Well enough prattling on about mountains, I could go on all day.  As you can see we spent not a second on our bikes this weekend, but we did "scout out" Freemont pass via automobile, so I guess you could say we did some recon work for Courage Classic.  Today, we ride.  Hills.  I promise.

Many more pictures:

And if you're interested in donating, here are the links once again, thank you! 


  1. Yes, the Bear of BERN will always do it!! ;)

  2. Great stuff Scott, agree with your opinions (at least in the sections where you were serious).
    "I admire the Will that drives people to want to accomplish such things."

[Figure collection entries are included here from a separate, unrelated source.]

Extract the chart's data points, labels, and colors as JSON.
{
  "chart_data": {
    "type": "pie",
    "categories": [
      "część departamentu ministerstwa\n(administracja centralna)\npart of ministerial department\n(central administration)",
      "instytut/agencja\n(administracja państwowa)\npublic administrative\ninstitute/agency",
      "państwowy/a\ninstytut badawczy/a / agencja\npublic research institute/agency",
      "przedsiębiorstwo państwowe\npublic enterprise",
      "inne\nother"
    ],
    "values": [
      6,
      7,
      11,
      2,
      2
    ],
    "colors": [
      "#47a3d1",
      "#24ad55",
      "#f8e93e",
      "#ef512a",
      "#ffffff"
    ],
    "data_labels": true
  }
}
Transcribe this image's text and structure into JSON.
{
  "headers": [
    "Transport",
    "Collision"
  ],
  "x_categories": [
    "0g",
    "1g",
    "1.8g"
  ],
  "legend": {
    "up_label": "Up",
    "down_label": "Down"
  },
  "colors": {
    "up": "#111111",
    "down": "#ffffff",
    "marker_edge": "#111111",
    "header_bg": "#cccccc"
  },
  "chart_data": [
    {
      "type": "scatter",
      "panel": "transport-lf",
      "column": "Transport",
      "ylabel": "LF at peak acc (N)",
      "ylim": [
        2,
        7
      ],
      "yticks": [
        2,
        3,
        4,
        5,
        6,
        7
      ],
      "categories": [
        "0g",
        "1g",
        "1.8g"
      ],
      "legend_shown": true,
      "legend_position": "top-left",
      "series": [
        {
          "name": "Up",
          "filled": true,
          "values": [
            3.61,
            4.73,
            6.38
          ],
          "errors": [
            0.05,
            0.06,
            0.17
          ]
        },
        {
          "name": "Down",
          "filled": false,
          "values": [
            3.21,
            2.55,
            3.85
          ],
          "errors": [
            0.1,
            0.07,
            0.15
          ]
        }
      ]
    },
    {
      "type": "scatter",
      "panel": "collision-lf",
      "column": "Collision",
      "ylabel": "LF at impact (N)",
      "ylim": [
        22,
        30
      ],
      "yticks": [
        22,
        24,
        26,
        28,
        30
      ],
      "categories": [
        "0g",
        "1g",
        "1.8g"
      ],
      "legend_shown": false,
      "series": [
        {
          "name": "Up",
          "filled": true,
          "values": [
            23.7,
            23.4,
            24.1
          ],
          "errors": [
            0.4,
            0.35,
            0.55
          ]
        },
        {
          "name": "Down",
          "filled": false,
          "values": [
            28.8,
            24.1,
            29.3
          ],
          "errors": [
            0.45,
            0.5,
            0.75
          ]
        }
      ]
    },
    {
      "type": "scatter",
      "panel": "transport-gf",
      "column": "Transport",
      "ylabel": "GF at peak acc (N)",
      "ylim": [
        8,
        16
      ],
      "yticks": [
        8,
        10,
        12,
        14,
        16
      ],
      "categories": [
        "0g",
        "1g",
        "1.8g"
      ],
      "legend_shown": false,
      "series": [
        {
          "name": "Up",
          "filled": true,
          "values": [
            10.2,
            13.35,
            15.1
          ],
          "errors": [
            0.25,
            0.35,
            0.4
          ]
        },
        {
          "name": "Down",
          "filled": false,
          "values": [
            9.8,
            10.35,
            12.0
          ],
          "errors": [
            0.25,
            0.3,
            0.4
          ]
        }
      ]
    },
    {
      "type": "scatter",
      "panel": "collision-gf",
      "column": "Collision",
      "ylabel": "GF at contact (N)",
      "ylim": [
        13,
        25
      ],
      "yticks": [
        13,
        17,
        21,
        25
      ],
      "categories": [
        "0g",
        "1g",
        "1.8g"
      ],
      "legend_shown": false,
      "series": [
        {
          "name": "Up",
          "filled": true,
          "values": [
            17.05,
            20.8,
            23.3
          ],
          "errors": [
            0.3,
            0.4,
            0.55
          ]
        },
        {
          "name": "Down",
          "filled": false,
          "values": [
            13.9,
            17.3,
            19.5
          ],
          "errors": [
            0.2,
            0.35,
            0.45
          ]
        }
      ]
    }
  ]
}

    I should like to meet this Will you speak of, and ask him to drive me to these far-flung peaks of which I am also to lazy to drive to.

    We enjoyed hiking Mt. Ouray last year for many of the same reasons you mentioned above, maybe we can get a group hike on something similarly fun but mellow sometime.

    Good luck with the bike training too -- if you want company on a hill-climb soon, let me know, I could use some more of that too.

  3. Great stuff, Scott. We also know the rules with food and animals but get a bit lazy sometimes!

    I climbed Ouray a few years ago; it's a great mountain and every bit as hard as a 14er!